„Der Arbeiter im Reich des Hakenkreuzes“ – Interpretation

Das Plakat „Der Arbeiter im Reich des Hakenkreuzes!“ ist von dem Illustrator Karl Geiss für die Sozialdemokraten in Deutschland anlässlich der Reichstagswahl vom 31. Juli 1932 gestaltet worden. Es hat in der Beschäftigung mit der Zeit des Nationalsozialismus eine bestimmende Rolle gespielt, weil die schmerzverzerrte Figur, die darauf abgebildet ist, als visionäres Symbol für die kommenden Schrecken des Nationalsozialismus gesehen wird.

Bildinhalte und Farben des Plakats

Das Plakat ist auf weißlich, beigem Papier gedruckt. Von diesem Untergrund heben sich die Farben des Bildes deutlich ab. Es gibt Schriftanteile im oberen und unteren Bereich des Plakats und ein großes Bild, das sogar über die Bildfläche hinauszuragen scheint. Die Farben blau, rot, schwarz und leichte Anteile von weiß finden auf dem Plakat Verwendung. Über der abgebildeten Figur steht „Der Arbeiter im Reich des Hakenkreuzes!“ in Großbuchstaben. Darunter ebenfalls in Großbuchstaben: „Darum wählt List 1 Sozialdemokraten!“ Damit bezieht sich der Textteil auf das prägnante Bild im Zentrum des Plakats. Ohne das Bild wird die Aussage des Plakats nicht verständlich.

Auf dem Bild sieht man ein schwarzes Hakenkreuz, darauf ist ein grotesk verrenkter Mann abgebildet. Er trägt nur eine blaue Hose, die mit einem Seil an seinem kräftigen, aber auch ausgemergelten Körper befestigt ist. Außerdem at er wohl rote Schuhe an. Sen Gesicht ist nur im Profil u sehn, weil er sich schmerzvoll nach hinten beugt. Seine Arme sind jeweils an einem Arm des Hakenkreuzes gefesselt, seine beiden Beine an einen anderen. Die Verrenkung erzeugt beim Betrachter das Gefühl, dass der Mann leidet. Der Körper des Mannes es ist rot eingefärbt, an manchen Stellen ist er auch schwarz, weil der Schattenwurf dort übertrieben dargestellt wurde. Die Hose ist einheitlich blau.

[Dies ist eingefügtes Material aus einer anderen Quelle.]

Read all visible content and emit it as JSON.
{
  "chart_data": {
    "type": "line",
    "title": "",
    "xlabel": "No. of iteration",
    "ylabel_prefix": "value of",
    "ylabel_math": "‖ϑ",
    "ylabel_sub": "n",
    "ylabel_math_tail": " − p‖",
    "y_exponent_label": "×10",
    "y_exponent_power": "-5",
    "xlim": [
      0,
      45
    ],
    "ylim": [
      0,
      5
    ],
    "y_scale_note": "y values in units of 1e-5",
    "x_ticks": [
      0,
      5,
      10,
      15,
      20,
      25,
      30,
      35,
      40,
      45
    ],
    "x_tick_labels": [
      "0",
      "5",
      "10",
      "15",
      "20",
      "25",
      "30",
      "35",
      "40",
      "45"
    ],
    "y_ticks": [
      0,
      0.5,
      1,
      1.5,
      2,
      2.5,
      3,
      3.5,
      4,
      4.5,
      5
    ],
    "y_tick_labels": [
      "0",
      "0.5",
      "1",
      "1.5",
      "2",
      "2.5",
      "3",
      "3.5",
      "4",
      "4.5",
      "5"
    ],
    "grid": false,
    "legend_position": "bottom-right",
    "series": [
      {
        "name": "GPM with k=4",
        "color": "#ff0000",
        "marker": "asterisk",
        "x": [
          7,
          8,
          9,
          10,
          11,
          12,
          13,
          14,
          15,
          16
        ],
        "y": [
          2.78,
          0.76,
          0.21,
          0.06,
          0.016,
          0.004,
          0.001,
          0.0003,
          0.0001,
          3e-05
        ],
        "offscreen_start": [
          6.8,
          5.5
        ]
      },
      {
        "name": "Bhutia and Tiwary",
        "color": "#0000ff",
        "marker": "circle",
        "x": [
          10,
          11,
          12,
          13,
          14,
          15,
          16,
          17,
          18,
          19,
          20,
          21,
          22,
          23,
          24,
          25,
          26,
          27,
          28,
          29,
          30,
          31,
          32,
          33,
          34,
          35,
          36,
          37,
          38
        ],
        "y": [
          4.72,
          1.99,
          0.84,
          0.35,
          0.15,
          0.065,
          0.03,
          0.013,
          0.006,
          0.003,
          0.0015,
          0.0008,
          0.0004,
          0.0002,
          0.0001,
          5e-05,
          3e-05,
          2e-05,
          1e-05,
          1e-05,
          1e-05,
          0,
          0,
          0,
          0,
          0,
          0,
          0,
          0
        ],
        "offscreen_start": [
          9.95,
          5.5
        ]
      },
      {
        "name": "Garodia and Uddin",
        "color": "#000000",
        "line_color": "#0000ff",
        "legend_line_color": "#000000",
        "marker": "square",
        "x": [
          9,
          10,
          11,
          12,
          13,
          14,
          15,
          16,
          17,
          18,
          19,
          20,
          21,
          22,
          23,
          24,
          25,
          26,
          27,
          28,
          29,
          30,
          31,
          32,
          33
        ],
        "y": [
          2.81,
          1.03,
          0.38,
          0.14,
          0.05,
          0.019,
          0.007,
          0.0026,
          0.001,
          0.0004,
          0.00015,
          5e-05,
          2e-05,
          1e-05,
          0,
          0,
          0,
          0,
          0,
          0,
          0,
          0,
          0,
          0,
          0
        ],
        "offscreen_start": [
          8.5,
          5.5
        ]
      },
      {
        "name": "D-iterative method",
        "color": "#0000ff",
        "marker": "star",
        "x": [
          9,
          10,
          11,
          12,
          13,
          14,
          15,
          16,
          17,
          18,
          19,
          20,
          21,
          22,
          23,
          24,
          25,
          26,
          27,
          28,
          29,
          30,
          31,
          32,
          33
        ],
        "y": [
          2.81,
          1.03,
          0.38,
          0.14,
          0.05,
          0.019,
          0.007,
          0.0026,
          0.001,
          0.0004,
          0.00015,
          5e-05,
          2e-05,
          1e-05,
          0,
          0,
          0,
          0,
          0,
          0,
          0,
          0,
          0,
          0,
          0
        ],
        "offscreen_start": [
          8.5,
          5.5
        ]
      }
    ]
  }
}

Interpretation des Plakats

Das Hakenkreuz ist größer als der Mann selbst, es dient hier als eine Art Wagenrad, an den der Körper des Mannes gekettet ist. Hier wird eine mittelalterliche Foltermethode an zitiert, nämlich das Rädern von Menschen. Sie wurden auf Räder gespannt und dann so zu Tode gebracht. Es geht also um Folter, Knechtung und Leid, aber auch um den Rückfall in eine frühere Zeit. Damit wendet sich diese Foltersymbolik gegen die NSDAP. Ihr Symbol ist das Hakenkreuz und eben dieses einprägsame Symbol wird hier genutzt, um vor einer Herrschaft der NSDAP zu warnen.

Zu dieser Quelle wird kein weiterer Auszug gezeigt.